The waitress looks like Alice, the housekeeper of the Brady Bunch. Over the counter, a male cook picks up a stainless-steel spatula and turns over hamburger patties. A sizzling sound echoes. He puts a piece of bright yellow cheese on top of each patty. They look yummy. Those hamburgers probably come with cheese or without cheese.
“Hamburger and cheese and 7-up, please,” I say.
“Do you want a hamburger or cheeseburger?” she says looking into my eye.
I pursed my lips. My heart begins pounding. I don’t turn back, but people are behind me. I have to hurry up. Maybe I should use the word “with” instead of “and” because a piece of cheese will melt and stick with a patty like a mother holding her child’s hand.
“Hamburger with cheese, please,” I say.
“Do you want a hamburger?” the waitress says making her chin double.
People must be staring at me.
“A cheeseburger?” she says without changing her tone.
I wonder what difference a cheeseburger and a hamburger with cheese make. I can recognize burger and cheeseburger as a pair, and hamburger and cheesehamburger can also be a pair, but the pair of hamburger and cheeseburger throws me off. I used to think English was logical. Maybe her mind works in a different way because she is left handed.
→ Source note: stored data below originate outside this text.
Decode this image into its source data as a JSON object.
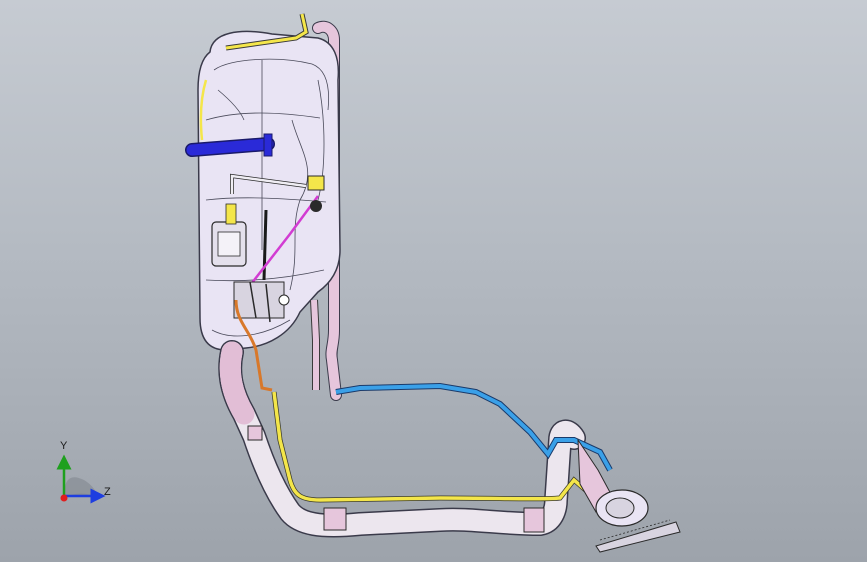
{
  "viewport": {
    "background_top": "#c6cbd2",
    "background_bottom": "#9da3ab"
  },
  "model": {
    "description_icon": "fuel-tank-assembly-model",
    "colors": {
      "tank_body": "#e9e4f4",
      "tank_edge": "#3a3a4a",
      "strap": "#2a2ad8",
      "yellow_line": "#f4e64a",
      "blue_line": "#3aa0e8",
      "pink_pipe": "#e6c6dc",
      "filler_pipe": "#ece6ee",
      "orange_line": "#d8782a",
      "magenta_line": "#d23cd2"
    }
  },
  "triad": {
    "y_label": "Y",
    "z_label": "Z",
    "y_color": "#1ea01e",
    "z_color": "#1e3ee0",
    "x_color": "#e01e1e"
  }
}
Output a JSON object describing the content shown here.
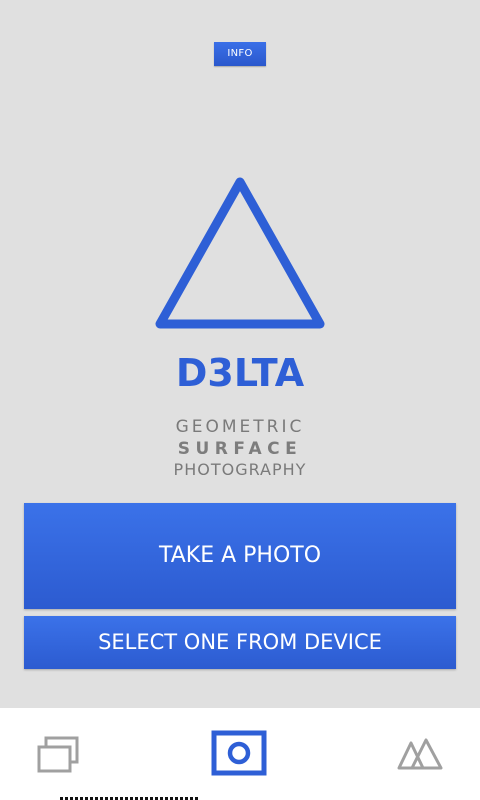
{
  "header": {
    "info_label": "INFO"
  },
  "brand": {
    "title": "D3LTA",
    "tagline": [
      "GEOMETRIC",
      "SURFACE",
      "PHOTOGRAPHY"
    ],
    "logo_icon": "triangle-logo-icon",
    "accent_color": "#2e5fd6"
  },
  "actions": {
    "take_photo_label": "TAKE A PHOTO",
    "select_device_label": "SELECT ONE FROM DEVICE"
  },
  "bottom_nav": {
    "items": [
      {
        "icon": "gallery-icon"
      },
      {
        "icon": "camera-icon",
        "selected": true
      },
      {
        "icon": "mountain-icon"
      }
    ],
    "active_color": "#2e5fd6",
    "inactive_color": "#a0a0a0"
  }
}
I hadn’t had any friends or acquaintances that used their left hand except my grandfather. My grandfather used a pair of scissors with his left hand and wrote using his right hand.
“What would you like to drink, dear?” the waitress says.
“7-up, please,” I say.
“What?” she says.
“7-up,” I say louder.
I wish I would be able to pronounce 7-up like Americans. I’m disappointed and frustrated, but I don’t know what to do about it.
The scene above happened almost 40 years ago. The following scene is from March 2009 at the Subway restaurant in San Dimas. I made an order for a six-inch combo with Italian herb bread.
“No pickles, please,” I say to the young worker.
“Would you like jalapeños?” she says to me.
“No, no jalapeño, please,” I say.
“Would you like pepperchinos?” she says picking up a few strips of yellow pickles. She almost drops them on my sandwich.
“No, no. No pickles, please.”
She drops the yellow strips back to the container. I had the similar conversation at the place every time I went in to place my order. I chatted with most of the workers there. They recognized my face but not my preference for no pickles. One day, I went there late. I was the only customer. I thought this was a good opportunity to explain myself if they asked me about pickles again.
“You don’t like pickles, do you?” another worker says to me with a smile.
“I love pickles, but lately I can’t eat too sour foods. It bothers my skin,” I say. “Please, no pickles.”
“Okay,” he says, smiling. “Do you want jalapeños? Jalapeño is not pickles.”
“No jalapeño. Pickles mean processed vegetables with either salted water or vinegar,” I say and point to the bin of fresh cucumbers, “That’s fresh cucumber slices, but the other is pickled cucumber. You know what I mean? Those jalapeños or pepperchinos are also pickles.”
We went into more detail about pickles, and we burst into laughing. We began using the word “family.” The family of pickles. I thought I finally achieved my goal in our communication. I was happy.
But life is not easy. My next visit there, my situation went back to the way it used to be. A server asked me about pickles again.
Going back to cheeseburger, to me, the word connects to a brilliant comedian, John Belushi. In the television program “Live from New York, it’s Saturday Night!” he played a cheeseburger cook. He shouted, “Cheeseburger, cheeseburger, cheeseburger!” no matter what customers, other cooks, or waitresses said. I love those sketches and the character.
Almost forty years has passed since my cheeseburger incident. My language development was long and slow, but I thought I made my progress. But the pickle incident sent me back to my original question. How do native English speakers think behind their words? It is still a mystery.